Ultimo tratto di un cammino iniziato tempo fa in compagnia di Claudio Rocchi, una presenza luminosa che ha accompagnato di concerto in concerto questo intenso progetto voluto da Gianni Marocollo, giunto alla sua fisiologica conclusione nella splendida cornice di un antico teatro romano immerso nella magia della notte toscana. Una penombra che aiuta a tornare indietro nel tempo cercando di scorgere chi non c’è più, tornare ad assaporare una stagione diversa, viva, ancora capace di sorprendere. Capitombolare a tutta velocità nel soffice suono non più alieno, non più scontato come può esserlo un racconto meccanicamente letto per troppo, troppo tempo.
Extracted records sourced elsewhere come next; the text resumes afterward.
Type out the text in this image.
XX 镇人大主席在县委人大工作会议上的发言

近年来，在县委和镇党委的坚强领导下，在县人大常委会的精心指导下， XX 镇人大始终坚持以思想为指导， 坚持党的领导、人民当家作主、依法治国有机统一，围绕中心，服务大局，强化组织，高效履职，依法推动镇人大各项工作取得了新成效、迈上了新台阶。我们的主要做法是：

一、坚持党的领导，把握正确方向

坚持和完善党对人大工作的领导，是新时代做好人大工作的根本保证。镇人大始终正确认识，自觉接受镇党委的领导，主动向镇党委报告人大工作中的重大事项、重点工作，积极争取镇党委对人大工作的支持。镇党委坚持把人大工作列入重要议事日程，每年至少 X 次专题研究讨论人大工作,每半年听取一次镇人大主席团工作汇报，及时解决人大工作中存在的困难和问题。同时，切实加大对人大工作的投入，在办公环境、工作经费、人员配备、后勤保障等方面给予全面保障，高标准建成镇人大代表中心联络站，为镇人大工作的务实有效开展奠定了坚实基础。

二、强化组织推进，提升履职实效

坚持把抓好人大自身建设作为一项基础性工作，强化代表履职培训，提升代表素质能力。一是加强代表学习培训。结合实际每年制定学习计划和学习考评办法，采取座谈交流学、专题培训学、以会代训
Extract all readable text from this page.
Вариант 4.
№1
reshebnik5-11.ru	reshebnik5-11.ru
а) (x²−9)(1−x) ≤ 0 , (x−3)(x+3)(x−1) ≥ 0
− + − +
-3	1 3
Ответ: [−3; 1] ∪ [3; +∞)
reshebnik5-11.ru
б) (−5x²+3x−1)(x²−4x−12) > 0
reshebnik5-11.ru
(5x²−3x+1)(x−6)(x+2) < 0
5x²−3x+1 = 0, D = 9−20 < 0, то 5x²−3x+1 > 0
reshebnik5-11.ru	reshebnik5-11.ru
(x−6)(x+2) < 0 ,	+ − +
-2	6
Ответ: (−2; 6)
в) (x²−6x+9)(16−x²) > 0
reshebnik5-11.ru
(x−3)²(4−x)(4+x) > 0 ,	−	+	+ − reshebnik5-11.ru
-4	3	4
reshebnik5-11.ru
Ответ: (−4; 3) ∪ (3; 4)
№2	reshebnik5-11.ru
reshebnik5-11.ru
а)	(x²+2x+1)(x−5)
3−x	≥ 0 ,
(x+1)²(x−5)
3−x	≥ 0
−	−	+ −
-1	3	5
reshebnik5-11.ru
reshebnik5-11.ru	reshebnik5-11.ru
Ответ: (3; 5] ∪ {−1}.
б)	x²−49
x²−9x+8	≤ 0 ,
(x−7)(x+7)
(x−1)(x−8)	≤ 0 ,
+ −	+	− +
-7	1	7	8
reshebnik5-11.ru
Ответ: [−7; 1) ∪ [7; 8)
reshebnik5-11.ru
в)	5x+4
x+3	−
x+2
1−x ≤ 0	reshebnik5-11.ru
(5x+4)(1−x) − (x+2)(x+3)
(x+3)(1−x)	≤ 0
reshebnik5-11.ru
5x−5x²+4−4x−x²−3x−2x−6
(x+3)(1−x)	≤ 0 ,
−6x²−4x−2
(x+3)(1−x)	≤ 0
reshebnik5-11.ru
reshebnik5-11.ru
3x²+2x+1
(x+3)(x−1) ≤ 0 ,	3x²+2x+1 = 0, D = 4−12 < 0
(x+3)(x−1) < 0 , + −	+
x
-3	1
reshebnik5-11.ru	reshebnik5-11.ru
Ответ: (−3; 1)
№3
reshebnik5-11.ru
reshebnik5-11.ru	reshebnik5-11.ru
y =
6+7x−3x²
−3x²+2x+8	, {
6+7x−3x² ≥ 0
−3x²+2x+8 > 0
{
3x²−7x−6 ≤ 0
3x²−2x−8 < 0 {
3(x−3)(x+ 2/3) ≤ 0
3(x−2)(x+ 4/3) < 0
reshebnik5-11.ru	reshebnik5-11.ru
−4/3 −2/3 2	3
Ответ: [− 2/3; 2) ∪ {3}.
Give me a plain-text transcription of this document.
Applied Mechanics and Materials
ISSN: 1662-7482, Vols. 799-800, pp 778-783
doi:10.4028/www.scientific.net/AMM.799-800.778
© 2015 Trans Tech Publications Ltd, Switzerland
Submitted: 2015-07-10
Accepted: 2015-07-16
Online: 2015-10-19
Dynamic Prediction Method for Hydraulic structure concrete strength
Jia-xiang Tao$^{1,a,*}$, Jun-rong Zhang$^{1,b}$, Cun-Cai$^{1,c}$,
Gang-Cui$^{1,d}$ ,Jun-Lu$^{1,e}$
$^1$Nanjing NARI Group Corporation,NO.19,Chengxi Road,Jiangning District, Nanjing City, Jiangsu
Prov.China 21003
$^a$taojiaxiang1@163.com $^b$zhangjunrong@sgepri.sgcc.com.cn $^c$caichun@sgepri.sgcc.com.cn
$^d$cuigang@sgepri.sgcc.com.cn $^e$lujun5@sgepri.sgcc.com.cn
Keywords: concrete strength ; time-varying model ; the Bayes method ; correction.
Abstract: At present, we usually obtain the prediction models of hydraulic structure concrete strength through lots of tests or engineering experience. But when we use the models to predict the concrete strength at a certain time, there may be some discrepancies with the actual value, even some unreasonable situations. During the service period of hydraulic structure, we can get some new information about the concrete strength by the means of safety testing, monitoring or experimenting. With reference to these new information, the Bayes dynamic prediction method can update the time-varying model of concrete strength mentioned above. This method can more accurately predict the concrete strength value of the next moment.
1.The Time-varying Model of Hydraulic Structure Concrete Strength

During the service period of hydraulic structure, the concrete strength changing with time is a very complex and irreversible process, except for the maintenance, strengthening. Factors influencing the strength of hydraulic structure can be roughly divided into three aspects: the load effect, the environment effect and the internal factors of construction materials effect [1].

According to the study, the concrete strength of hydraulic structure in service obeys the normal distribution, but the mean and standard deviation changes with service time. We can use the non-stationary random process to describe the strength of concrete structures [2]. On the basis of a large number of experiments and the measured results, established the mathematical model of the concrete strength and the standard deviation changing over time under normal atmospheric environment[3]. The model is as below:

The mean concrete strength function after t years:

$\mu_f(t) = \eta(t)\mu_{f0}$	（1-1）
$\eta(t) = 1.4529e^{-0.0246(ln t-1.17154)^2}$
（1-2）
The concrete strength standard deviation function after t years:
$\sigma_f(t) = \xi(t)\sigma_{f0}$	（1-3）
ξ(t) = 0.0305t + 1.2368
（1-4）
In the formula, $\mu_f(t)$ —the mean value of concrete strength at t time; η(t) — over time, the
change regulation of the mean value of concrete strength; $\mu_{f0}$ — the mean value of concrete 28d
Rinascere scoprendo che è ancora possibile ritrovare musica da indossare, perfetta per la tua anima imbolsita dall’ascolto reiterato, freddo, esente dalle pulsazioni che riescono a far battere il muscolo del ricordo.

Avevo già vissuto questo magico fenomeno legato alla dislocazione animo-temporale, questo salto a piè pari dentro un universo illuminato dal sole, una luce che accompagnava un viaggio a due, fianco a fianco sul bagnasciuga di una spiaggia che si perdeva lontano, fino a quel confine oltre il quale era permesso il passaggio solo ad uno dei due amici. Vdb23/Nulla è andato perso, l’apparente incomprensibile formula che serviva come password per il salto indietro nel tempo. Era il 2014 e quel lavoro riuscì a scaldarmi il cuore. Con ancora le sue note infisse sugli stipiti della mia malandata memoria, seduto davanti al palco frequentato dai giovani di una diversa stagione, ancora capaci di mantere intatta l’aura artistica da molti dissipata nella stancante rincorsa del tempo, penso che ora si può, tornare nuovamente indietro ora si può.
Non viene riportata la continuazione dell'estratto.